Calcitonin is synthesized in the C-cells of the thyroid gland, stimulates the excretion of calcium in the urine, and suppresses the function of osteoclasts. The essential role of calcitonin in calcium homeostasis in fish and rats is known. In humans, calcitonin does not have a significant effect on blood calcium levels. This is confirmed by the absence of disturbances in calcium homeostasis after thyroidectomy, when C-cells are removed.
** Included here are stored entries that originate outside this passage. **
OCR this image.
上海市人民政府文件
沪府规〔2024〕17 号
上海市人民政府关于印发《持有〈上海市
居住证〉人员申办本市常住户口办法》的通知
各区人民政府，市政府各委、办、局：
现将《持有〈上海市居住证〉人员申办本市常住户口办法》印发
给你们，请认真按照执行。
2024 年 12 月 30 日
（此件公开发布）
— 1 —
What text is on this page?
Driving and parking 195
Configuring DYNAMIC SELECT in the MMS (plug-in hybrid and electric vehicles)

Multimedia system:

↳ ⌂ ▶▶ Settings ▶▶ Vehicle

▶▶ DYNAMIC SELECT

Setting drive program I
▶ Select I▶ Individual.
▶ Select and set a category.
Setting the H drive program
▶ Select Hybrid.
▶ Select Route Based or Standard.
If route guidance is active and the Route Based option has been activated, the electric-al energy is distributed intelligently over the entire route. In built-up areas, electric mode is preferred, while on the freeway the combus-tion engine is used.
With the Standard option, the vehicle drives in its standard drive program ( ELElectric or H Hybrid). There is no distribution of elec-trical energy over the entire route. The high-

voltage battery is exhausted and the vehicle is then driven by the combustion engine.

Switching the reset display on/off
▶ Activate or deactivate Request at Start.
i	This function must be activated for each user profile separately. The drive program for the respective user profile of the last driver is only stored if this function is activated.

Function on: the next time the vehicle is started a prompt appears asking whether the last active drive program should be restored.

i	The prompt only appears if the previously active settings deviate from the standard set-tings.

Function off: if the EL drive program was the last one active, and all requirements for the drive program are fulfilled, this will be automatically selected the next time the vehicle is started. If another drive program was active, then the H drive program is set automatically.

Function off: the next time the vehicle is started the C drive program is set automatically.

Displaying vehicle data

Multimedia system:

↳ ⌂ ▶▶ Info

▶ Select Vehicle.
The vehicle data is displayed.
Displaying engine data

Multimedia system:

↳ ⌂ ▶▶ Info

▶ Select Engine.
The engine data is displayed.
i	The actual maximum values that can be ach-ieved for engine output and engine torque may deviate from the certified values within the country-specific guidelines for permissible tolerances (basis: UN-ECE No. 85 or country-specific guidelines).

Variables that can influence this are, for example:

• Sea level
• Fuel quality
Calcitonin levels have clinical significance only for the diagnosis of malignant tumors - C-cell thyroid cancer and neuroendocrine tumors, which can also synthesize calcitonin (insulinoma, gastrinoma, VIPoma, etc.).
Glucocorticoids normally do not significantly affect the level of calcium in the blood. IN pharmacological doses glucocorticoids significantly reduce calcium absorption in the intestine and reabsorption in the kidneys, thereby reducing blood calcium levels. High doses glucocorticoids also influence bone metabolism, increasing bone resorption and decreasing bone formation. These effects are important in patients receiving glucocorticoid therapy.